Et puis de l'autre, la crise qui nous occupe 7 jours sur 7 avec le président de la République, qui est la crise énergétique, la flambée des prix du gaz, la flambée des prix de l'électricité, et le risque de voir un certain nombre d'entreprises en Europe et en France baisser leur production, voire se mettre au chômage partiel, voire fermer leur porte, voire délocaliser.

Donc nous devons impérativement apporter à la fois de l’énergie à ces entreprises, et dans le même temps, décarboner l’économie. Nous devons avoir un modèle économiquement soutenable et du point de vue environnemental qui accomplit cette transition indispensable et c’est tout le défi que nous avons à mener. C'est trop facile de dire qu'on ne s'occupe que d'un défi et pas de l'autre. Si vous ne vous occupez que d'un défi et pas de l'autre, vous serez rattrapé par le premier ou par le second.

La première chose pour tenir ces deux fils ensemble, c'est d'abord de se fixer des objectifs qui soient clairs.

L'Europe l'a fait, je crois, avec beaucoup de force, 50% de réduction des émissions en 2030 par rapport à 1990, c’est l'engagement Fit For 55, et neutralité carbone en 2050. Nous avons 4 millions de CO2 en moins par an entre 2012 et 2017, 8 millions entre 2017 et 2021, 16 millions entre 2022 et 2030. Donc, il y a des chiffres, il y a un calendrier et il y a un engagement.

Du point de vue national, je pense que nous avons pris aussi toute la mesure du sujet. Et pris les mesures nécessaires pour tenir ces engagements chiffrés dont je viens de parler.

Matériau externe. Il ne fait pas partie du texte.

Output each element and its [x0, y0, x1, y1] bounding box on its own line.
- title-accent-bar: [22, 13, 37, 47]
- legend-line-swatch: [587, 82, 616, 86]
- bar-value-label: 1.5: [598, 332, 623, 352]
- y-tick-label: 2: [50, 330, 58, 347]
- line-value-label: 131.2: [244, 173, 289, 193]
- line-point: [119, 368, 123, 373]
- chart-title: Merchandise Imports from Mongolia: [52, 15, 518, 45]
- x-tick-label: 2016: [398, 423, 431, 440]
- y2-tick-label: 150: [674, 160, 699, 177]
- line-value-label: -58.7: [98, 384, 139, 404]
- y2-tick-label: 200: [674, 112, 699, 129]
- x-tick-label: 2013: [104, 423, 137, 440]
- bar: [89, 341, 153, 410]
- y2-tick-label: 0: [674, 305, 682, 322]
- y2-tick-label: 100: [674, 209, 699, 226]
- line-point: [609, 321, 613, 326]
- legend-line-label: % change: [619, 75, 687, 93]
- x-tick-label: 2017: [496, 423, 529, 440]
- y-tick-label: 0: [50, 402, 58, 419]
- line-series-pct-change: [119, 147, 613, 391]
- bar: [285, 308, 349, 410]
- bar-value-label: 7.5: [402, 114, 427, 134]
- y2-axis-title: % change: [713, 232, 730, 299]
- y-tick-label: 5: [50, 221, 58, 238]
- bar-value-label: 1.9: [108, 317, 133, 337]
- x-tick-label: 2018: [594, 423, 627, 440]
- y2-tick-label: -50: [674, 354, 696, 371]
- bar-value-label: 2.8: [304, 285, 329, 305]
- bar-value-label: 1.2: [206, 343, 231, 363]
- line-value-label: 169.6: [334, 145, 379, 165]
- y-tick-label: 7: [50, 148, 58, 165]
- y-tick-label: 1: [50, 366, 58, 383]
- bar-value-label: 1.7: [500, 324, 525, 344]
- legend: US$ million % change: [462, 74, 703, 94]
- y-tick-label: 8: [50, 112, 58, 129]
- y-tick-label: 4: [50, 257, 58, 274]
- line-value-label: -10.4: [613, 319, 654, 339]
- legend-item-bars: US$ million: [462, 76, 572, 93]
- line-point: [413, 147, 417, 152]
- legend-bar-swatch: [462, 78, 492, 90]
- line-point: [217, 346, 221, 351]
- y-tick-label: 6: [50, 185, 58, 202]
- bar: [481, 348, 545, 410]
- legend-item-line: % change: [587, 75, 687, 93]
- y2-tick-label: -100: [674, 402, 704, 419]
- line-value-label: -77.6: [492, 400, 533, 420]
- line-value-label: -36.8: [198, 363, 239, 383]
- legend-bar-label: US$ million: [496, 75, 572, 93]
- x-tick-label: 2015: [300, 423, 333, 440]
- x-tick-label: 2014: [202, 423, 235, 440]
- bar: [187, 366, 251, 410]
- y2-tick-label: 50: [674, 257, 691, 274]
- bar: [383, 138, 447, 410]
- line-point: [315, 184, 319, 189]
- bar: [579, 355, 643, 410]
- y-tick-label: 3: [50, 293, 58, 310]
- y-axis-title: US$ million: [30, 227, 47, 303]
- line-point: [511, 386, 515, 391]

D'abord, nous nous sommes engagés pour produire plus d'électricité décarbonée en renforçant la filière nucléaire déjà unique au monde. Alors j’entends les critiques sur le passé, je préfère regarder l’avenir et les décisions qui ont été annoncées par le président de la République, c’est la première fois qu’un président de la République depuis plusieurs décennies prend l’engagement de construire 6 nouveaux réacteurs nucléaires de type EPR 2 et de lancer des études sur la construction de 8 EPR 2 additionnels.

Nous avons également décidé d’accélérer le développement des énergies renouvelables, l'installation du premier site éolien offshore, le doublement de la capacité éolienne terrestre et la multiplication par 10 de la puissance installée d'énergie solaire d'ici 2028.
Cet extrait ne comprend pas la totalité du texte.